Bank of Korea announced the current account balance had continued a surplus for 62 consecutive months, but the growth in exports was offset by higher dividend payouts to foreigner investors, surging oil prices and other factors, which contributed to the current account surplus decreasing dramatically.
While domestic companies’ earnings improved significantly since last year, foreign investors reaped dividends of roughly $5.3 billion, the largest in a year. April’s $4 billion surplus also marked the lowest surplus since $3.96 billion recorded in April last year.
By sector, merchandise accounted for $11.93 billion, logging the biggest surplus in 10 months since June last year.
Meanwhile, Korea Exchange said Monday that the sales volume of companies listed on the Korea Composite Stock Price Index slid slightly.
Based on an analysis of the business settlement reports of 345 companies -- excluding non-manufacturing companies such as finance, transportation and telecommunications -- their export volume reached 431.5 trillion won ($386 billion) last year, a 2.53 percent decline from the previous year.
Their overall revenue including exports and domestic sales also decreased by 1.29 percent.
Pharmaceuticals showed the largest plunge by 20.87 percent, followed by nonmetals by 14.25 percent, machineries by 10.23 percent and transportation tools by 5.97 percent.

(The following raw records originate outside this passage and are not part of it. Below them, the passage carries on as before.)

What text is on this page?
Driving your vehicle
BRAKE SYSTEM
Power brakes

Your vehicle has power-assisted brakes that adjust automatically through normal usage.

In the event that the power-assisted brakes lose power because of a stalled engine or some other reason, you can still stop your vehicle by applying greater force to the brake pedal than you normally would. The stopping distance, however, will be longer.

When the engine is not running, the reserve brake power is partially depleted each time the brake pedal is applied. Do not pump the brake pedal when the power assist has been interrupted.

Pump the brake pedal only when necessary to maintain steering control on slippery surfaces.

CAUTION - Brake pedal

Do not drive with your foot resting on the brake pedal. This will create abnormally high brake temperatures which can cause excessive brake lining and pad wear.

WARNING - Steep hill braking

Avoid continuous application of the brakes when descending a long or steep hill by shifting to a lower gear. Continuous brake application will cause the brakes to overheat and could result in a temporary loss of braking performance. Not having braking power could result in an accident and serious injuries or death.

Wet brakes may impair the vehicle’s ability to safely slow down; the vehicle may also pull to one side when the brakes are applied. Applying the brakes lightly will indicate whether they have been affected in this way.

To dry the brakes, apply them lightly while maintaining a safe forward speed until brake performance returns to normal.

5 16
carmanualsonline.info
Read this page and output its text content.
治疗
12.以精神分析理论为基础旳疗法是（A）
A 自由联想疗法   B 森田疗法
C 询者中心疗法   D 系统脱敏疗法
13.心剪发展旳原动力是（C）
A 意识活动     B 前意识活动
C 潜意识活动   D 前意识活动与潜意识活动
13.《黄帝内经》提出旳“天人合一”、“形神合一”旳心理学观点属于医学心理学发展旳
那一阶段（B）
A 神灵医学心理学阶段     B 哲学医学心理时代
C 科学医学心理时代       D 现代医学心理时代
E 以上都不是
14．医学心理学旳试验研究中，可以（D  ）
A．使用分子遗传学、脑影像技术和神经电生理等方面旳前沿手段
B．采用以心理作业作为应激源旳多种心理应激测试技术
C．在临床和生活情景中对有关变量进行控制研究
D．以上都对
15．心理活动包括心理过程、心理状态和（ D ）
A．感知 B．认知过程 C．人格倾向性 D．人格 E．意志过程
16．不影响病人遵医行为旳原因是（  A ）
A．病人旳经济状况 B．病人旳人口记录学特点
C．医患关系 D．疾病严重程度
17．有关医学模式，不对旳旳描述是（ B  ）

On the other hand, steel logged a rise in exports by 24.38 percent, followed by food and beverages at 21.76 percent.
The country’s exports were again dominated by the top 10 listed companies, which made up 80.64 percent.
While the top 10 companies’ export volume declined by 2.49 percent, their proportion of the country’s total exports surged 0.03 percentage point from 80.61 percent in 2015.

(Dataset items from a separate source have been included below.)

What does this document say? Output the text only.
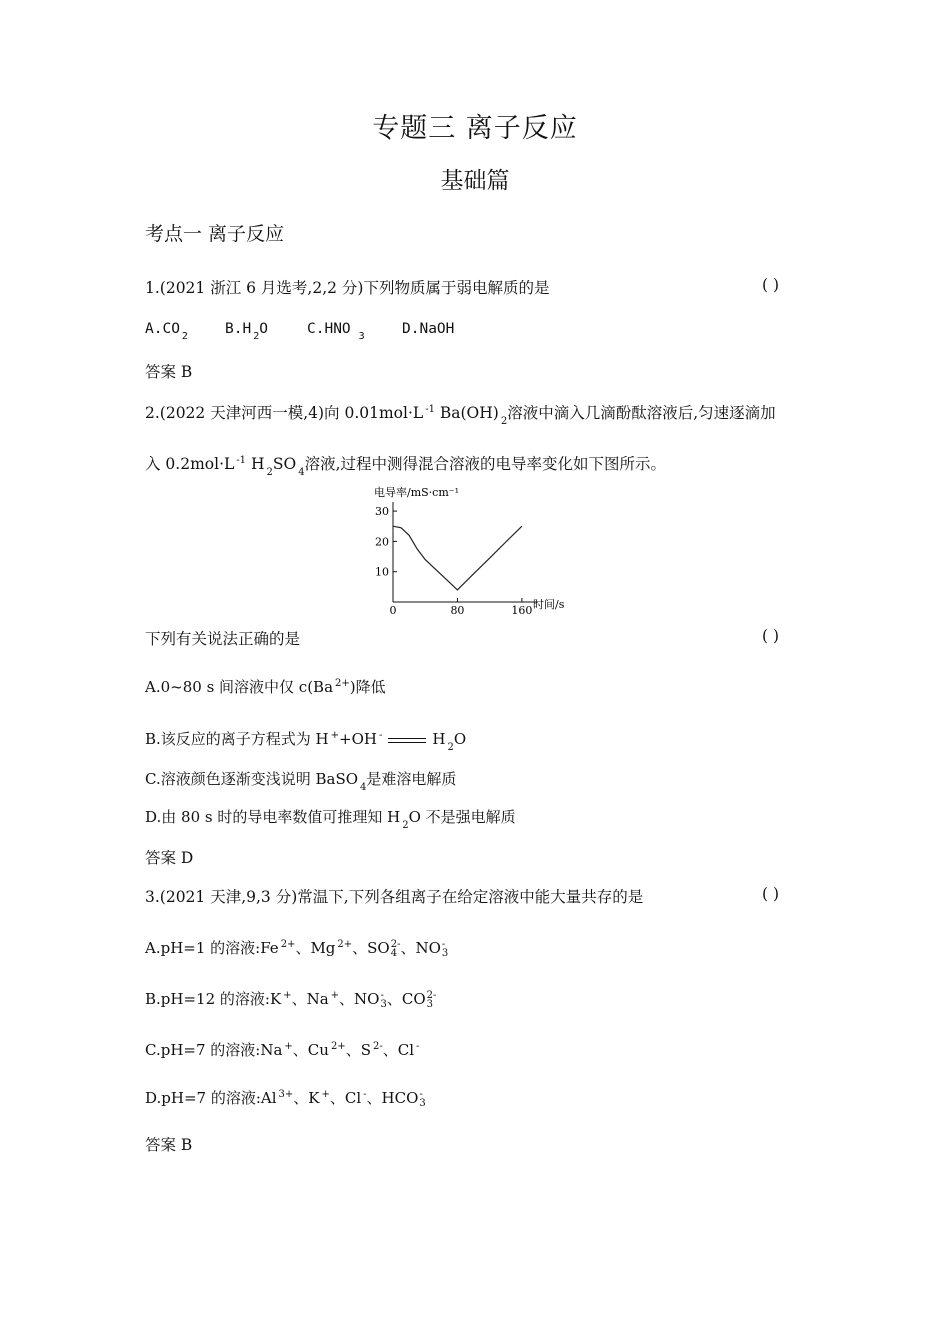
专题三 离子反应
基础篇
考点一 离子反应
1.(2021 浙江 6 月选考,2,2 分)下列物质属于弱电解质的是	( )
A.CO $_2$	B.H $_2$O	C.HNO $_3$	D.NaOH
答案 B
2.(2022 天津河西一模,4)向 0.01mol·L $^{-1}$ Ba(OH) $_2$溶液中滴入几滴酚酞溶液后,匀速逐滴加
入 0.2mol·L $^{-1}$ H $_2$SO $_4$溶液,过程中测得混合溶液的电导率变化如下图所示。
电导率/mS·cm⁻¹
10
20
30
0	80	160 时间/s
下列有关说法正确的是	( )
A.0~80 s 间溶液中仅 c(Ba $^{2+}$)降低
B.该反应的离子方程式为 H ++OH -	H $_2$O
C.溶液颜色逐渐变浅说明 BaSO $_4$是难溶电解质
D.由 80 s 时的导电率数值可推理知 H $_2$O 不是强电解质
答案 D
3.(2021 天津,9,3 分)常温下,下列各组离子在给定溶液中能大量共存的是	( )
A.pH=1 的溶液:Fe $^{2+}$、Mg $^{2+}$、SO 2-
4 、NO -
3
B.pH=12 的溶液:K +、Na +、NO -
3 、CO 2-
3
C.pH=7 的溶液:Na +、Cu $^{2+}$、S $^{2-}$、Cl -
D.pH=7 的溶液:Al $^{3+}$、K +、Cl -、HCO -
3
答案 B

Export sales from Samsung fell by 0.85 percent, Hyundai Motor by 0.35 percent, LG by 3.6 percent, Posco by 10.6 and Hyundai Heavy Industries by 17.6 percent.
Meanwhile, total domestic sales went up by 0.75 percent from 269.4 trillion won last year, while domestic sales of the nation’s top 10 groups -- which account for roughly 52.7 percent of total domestic sales of all surveyed companies -- also increased by 0.62 percent compared to 2015.